The key business requirements to be delivered through implementation of the National Platforms Framework include:

  1. Making it easy for users to develop and run research workloads/jobs and apply HPC compute and Data Analytics tools on either/both platforms

  2. Fit-for-Purpose platforms that meet researcher needs – Capacity (including high throughput) and Capability

  3. Access to standard “big data” Data Analytics tools

  4. High level of interoperability/commonality of (Systems) management and monitoring systems on the platforms

  5. High IOPS and bandwidth for input/output operations

  6. High reliability and availability

  7. Transparent management of data on tiers (from Flash to disk to tape)

  8. Fastest time to solution

  9. Minimising the Total Cost of Ownership

  10. Reducing diversity between platforms

Implications for infrastructure architecture

The following features are anticipated from NeSI’s renewed platforms infrastructure:

  1. Single sign on (with home institution credentials)

  2. Uniform namespace for  home filesystems – or failing that, federated namespace

  3. Same development environment: compilers, linkers, development tools (e.g. profilers, debuggers)

  4. Same “core” software – e.g.
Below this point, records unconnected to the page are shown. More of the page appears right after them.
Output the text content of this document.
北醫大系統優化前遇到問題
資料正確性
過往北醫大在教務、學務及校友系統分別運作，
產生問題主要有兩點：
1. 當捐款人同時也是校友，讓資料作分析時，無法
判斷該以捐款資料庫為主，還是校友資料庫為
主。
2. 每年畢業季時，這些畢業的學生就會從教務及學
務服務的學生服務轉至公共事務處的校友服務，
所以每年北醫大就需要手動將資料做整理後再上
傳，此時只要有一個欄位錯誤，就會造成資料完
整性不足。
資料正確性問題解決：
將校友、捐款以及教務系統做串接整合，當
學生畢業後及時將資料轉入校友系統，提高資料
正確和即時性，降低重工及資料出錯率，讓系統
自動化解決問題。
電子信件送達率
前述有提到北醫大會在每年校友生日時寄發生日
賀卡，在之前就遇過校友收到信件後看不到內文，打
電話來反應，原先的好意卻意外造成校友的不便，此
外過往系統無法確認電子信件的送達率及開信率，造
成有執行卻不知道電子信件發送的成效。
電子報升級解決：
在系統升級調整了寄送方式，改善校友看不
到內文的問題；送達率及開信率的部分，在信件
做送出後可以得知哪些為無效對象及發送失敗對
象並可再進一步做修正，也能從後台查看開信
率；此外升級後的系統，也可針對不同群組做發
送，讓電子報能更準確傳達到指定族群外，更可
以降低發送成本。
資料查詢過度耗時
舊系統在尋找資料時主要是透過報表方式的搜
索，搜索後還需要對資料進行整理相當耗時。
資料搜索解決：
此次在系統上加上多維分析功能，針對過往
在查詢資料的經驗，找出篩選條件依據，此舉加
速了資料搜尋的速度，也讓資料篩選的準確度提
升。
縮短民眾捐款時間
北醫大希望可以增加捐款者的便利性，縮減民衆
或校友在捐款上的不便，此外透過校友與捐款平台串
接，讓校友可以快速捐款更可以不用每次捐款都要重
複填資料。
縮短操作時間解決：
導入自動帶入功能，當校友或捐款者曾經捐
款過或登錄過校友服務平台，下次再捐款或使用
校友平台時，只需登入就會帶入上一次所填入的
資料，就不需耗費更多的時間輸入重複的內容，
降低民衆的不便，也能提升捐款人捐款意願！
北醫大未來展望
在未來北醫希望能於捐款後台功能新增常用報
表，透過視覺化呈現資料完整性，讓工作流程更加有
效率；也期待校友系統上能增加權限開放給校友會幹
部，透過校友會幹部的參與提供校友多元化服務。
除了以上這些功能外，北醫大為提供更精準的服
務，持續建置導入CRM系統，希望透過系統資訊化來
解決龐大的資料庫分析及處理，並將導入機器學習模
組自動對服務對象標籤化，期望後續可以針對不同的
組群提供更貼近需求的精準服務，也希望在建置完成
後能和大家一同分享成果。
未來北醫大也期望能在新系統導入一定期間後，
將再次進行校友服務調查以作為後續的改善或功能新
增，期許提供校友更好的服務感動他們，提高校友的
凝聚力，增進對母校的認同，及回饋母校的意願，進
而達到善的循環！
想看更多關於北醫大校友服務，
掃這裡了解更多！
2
Data Analytics tools

  5. Same (or very similar) Systems environment on both platforms

  6. Common implementation of monitoring tools

  7. Transparent data movement (between platforms)

  8. Enhanced data management and archiving facilities

  9. Supported, highly reliable national-scale platforms.

  10. HPC Compute and Analytic, and Data Services, that are comparable in scale (per user) and quality to those available to international collaborators.